If bitcoins increase in value, the relative cost of electricity decreases, and the breakeven point for the network hash rate increases. If a mining device has an efficiency of 0.8 J/GH and electricity costs only 0.01 mBTC per kWh, the network hash rate at which mining would no longer viable would be 18,000 PH/s, corresponding to a difficulty of 2.5 trillion. So is it possible the hash rate could go even higher than it is today?

The ASIC designs in Table 8-1 show that the energy per hash drops as the feature dimensions decrease. If we assume that in the future high-efficiency 14 nm ASICs that use only 0.1 J/GH will exist, then at 0.01 mBTC/kWh the breakeven hash rate would be greater than 100,000 PH/s. Computer chips made with features smaller than 14 nm dimensions don’t exist yet, but Moore’s law13 has persistently defied predictions by skeptics that computer chips have reached the smallest feature sizes possible. Clearly, the network hash rate could potentially be enormously higher than it is today.

Decentralization in Bitcoin Mining

Bitcoin’s success depends on being a decentralized network. In its infancy, anyone could join the Bitcoin network as a mining node; however, now mining is done primarily by professionals with resources, expertise, and capital well out of reach of the average Joe. Is this trend recentralizingBitcoin? This is a subject of debate among Bitcoin users, miners, and developers.

Another related subject we haven’t discussed in detail yet is the limit to the number of transactions that can be included in each block. Obviously, a real, physical limit exists in the sense that an individual cannot include an infinite number of transactions in any block. However, a smaller limit is imposed as a rule in the Bitcoin protocol (i.e., although the physical limit might be in the range of millions of transactions per block, the rule-based limit is in the thousands of transactions range). The original purpose of this self-imposed limit14 was to prevent the blockchain from becoming bloated with pointless transactions (i.e., spam), but some have argued that the limit serves a greater purpose, which is to maintain decentralization.

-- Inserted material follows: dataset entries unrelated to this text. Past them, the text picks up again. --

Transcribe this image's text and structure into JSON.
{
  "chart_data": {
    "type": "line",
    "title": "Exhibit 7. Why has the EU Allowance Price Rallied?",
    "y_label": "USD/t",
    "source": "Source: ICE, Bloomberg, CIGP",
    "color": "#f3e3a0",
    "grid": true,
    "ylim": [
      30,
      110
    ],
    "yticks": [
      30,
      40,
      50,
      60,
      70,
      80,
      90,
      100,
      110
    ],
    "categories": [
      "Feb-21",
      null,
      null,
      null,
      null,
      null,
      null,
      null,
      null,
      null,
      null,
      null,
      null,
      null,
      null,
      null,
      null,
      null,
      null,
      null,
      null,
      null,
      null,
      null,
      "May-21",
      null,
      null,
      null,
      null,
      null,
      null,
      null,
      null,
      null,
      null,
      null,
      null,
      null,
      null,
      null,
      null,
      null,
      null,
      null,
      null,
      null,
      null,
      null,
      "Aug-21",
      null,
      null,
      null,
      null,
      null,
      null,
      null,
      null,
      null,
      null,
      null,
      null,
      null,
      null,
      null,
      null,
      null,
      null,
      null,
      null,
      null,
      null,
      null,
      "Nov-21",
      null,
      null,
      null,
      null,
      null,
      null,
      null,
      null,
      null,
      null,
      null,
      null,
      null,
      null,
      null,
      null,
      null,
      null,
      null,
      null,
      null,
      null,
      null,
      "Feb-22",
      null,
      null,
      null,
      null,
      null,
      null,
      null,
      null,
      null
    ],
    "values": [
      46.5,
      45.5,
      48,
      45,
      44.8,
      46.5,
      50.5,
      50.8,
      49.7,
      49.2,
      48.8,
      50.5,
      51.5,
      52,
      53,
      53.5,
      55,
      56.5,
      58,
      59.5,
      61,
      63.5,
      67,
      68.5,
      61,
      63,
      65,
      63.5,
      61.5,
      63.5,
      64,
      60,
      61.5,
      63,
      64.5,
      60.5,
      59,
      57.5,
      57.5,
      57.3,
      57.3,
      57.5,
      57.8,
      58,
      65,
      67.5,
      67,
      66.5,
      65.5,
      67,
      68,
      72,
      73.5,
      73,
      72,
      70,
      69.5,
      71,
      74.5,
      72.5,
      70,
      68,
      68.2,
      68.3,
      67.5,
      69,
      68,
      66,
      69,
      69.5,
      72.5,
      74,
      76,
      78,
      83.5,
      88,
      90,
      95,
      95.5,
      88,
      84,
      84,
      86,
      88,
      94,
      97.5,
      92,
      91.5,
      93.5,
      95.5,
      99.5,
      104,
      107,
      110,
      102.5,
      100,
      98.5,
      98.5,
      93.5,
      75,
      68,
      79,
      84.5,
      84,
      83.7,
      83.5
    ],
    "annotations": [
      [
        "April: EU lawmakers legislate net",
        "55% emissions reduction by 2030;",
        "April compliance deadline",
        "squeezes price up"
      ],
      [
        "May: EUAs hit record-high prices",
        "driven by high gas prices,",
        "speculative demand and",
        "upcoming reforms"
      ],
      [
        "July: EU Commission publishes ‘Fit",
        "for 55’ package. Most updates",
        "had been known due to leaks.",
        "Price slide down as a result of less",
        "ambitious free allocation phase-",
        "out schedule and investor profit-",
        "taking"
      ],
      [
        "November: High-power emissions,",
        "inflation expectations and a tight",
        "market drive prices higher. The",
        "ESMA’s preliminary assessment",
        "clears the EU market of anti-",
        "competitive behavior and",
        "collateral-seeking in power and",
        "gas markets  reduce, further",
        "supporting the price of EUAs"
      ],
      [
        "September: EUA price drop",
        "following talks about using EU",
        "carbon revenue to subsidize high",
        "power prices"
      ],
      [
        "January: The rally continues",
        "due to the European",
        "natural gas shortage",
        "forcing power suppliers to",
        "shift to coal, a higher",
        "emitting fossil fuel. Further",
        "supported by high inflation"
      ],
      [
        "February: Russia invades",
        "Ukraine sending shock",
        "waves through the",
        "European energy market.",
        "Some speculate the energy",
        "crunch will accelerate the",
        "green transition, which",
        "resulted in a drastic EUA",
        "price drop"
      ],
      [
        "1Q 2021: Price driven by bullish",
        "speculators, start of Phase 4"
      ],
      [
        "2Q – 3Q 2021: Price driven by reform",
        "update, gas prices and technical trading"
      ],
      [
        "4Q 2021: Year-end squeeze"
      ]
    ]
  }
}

In addition to having a computing device that can perform SHA256 hashes very quickly, mining nodes and relay nodes must have sufficient storage space to store a full copy of the blockchain. If the blocks that make up the chain become much larger than they are now, not only will miners need faster computers, but their systems will also need the capability of storing substantial amounts of data (possibly in the form of large data centers). This would further increase the capital requirements of miners and inevitably lead some to abandon the profession. Fewer mining nodes would make the network more centralized by degrees. For this reason, some miners have advocated for limiting the number of transactions per block to a small number (although this would ultimately drive up transaction fees). Is such a desire justified?

Although it’s a complicated issue, we can use the gold mining analogy to explain. Is gold a centrally controlled commodity? Very few people, by percentage, have the resources, time, and expertise to mine gold. However, no monopoly exists on gold mining; any well-financed venture can search for gold and attempt to mine it. Similarly, even though Bitcoin mining might no longer be viable for casual users and instead become a venture performed by companies and organizations, a single institution would never obtain sole control of Bitcoin mining. Nonetheless, it is best to keep a close eye on the future number of Bitcoin miners.